Cultura e Spettacoli

Nel multiforme ingegno del geometrico Max Bill

Lo svizzero Max Bill sapeva fin da piccolo cosa voleva. A 17 anni, nel 1925, vince il primo premio per la grafica del manifesto del cioccolato Suchard, e utilizza i soldi della vincita per i corsi al Bauhaus di Dessau. Rimane affascinato da Kandinskij, Klee e Moholy-Nagy, maestri che gli indicheranno vie e territori nei quali si avventurerà senza paura. Un artista poliedrico, difficile da incasellare: pittore, scultore, grafico, architetto, ma anche e soprattutto teorico e pedagogo.
Nella sua ricerca non vede alcuna differenza tra arte e arte applicata, e quindi non esita a misurarsi con la produzione industriale. Fonda con altri artisti la lega dei grafici svizzeri, ha scambi intensi con tutto il mondo artistico della sua epoca, da Piet Mondrian a Max Ernst, Marcel Duchamp, Ignazio Silone, Le Corbusier e Ernesto N. Rogers. Nel 1951 vince il Gran Premio della Scultura alla Biennale di San Paolo e contemporaneamente il Gran Premio alla Triennale di Milano. Forse è proprio questo suo essere trasversale che rende la mostra di Palazzo Reale a Milano, aperta fino al 25 giugno, così «milanese» per i visitatori. Milanese nel senso più ampio del termine, del filo rosso tra design, architettura, arte e segno grafico che appartiene alla città da sempre. I legami di Max Bill con l’Italia sono sempre stati stretti. Nel 1936 cura il padiglione svizzero alla Triennale di Milano, dove appare anche la prima versione del Nastro di Möbius, il nastro infinito in cui congiunte le due estremità la fine diventa inizio e il lato superiore diventa inferiore, che Max Bill declinerà in diverse versioni pittoriche e scultoree per più di 50 anni.

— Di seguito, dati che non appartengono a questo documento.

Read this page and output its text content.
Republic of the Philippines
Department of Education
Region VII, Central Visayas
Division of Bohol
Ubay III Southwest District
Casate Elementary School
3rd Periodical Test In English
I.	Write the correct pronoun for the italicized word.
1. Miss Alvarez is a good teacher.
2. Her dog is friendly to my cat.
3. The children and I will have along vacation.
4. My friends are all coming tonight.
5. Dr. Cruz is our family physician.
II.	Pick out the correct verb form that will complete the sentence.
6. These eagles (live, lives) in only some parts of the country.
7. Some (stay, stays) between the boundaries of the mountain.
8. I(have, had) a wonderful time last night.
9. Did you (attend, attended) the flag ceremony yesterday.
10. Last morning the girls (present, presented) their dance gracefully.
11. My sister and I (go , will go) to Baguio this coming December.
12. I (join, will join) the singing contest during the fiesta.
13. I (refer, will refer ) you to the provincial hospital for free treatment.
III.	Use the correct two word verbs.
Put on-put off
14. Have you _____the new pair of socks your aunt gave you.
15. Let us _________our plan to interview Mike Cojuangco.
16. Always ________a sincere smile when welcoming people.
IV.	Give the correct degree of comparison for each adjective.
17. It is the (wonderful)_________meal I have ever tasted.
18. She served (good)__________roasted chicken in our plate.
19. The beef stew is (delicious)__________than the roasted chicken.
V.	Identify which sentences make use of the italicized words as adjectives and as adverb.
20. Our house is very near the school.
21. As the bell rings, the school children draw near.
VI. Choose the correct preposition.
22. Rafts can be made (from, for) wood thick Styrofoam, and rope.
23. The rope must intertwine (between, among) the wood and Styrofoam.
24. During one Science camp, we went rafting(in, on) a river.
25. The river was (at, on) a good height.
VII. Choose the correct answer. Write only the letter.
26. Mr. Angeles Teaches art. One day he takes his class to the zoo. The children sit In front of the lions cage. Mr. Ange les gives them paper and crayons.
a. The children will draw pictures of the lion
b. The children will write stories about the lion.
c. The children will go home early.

Nel 1947 formula il principio dell’Arte Concreta, espressione della misura e dell’armonia.
Le sale di Palazzo Reale accolgono il mondo di Max Bill coniugato in tutte le sue forme, in un allestimento rigoroso che ben si adatta allo stile dell’artista. Grandi quadri geometrici e sculture lucenti di grande bellezza, perfettamente conservate che mantengono la propria modernità. Opere giovanili mai esposte prima e progetti architettonici. Una scultura di gazebo in legno alta più di tre metri disegnata perché le persone la utilizzino. Grafica declinata all’estremo, come gli studi per l’insegna per il Cinema Corso di Zurigo del 1934. La sezione «Variazioni» raccoglie opere significative di varie discipline, sviluppate partendo dallo stesso soggetto. La mostra è curata da Otto Letze e Thomas Buchsteiner con catalogo Electa. Come racconta il figlio Jacob, Max Bill aveva conservato i suoi lavori più importanti e aveva già in mente come sarebbe stata la propria antologica. Racconta anche di come il padre ritenesse l’architettura «madre di tutte le arti» e che in fondo si considerasse un architetto.

Max Bill è scomparso nel 1994, più che ottantenne, ma colpisce la grande freschezza dei suoi lavori, sui quali il tempo non sembra essere passato.